James H. Clark, Sylvia C. Guthrie,

Reproductive Biology and Fertility

The agonistic and antagonistic properties of clomiphene citrate (CL) and its isomers were examined in the rat uterus. Immature rats (21 days old) were injected with various doses of estradiol benzoate (EB), CL, zuclomiphene (ZUC, cis isomer), and enclomiphene (ENC, trans isomer), and uterine weight or epithelial cell height was measured. EB treatment produced a typical dose-response curve for uterine weight with a steep slope, while the curves resulting from treatment with CL, ZUC, or ENC were attenuated with a very shallow slope. These differences in shapes of the dose-response curves render the determination of relative potency estimates inaccurate and misleading. In contrast, the shapes of the dose-response curves for epithelial cell hypertrophy were similar for all four compounds. EB was more potent than any form of clomiphene; however, the maximum extent of cellular hypertrophy was not as great. The half maximal dose for each compound was EB, 0.35 ± 0.04 µg; ENC, 25.0 ± 2.0 µg; CL, 35.0 ± 3.1 µg; and ZUC, 65.0 ± 7.1 µg.

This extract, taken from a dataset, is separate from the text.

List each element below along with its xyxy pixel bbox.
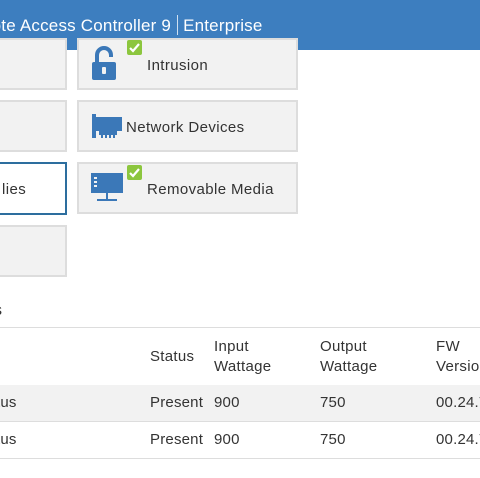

The ability of these drugs to antagonize the action of EB was examined by injecting EB plus CL, ZUC, or ENC and measuring the uterine weight or epithelial cell hypertrophy 72 h later. All three forms of the drug were antagonistic to EB-induced uterine weight gain over the same dose ranges in which they were agonistic by themselves. No antagonistic effects were observed on estradiol stimulation of epithelial cell hypertrophy.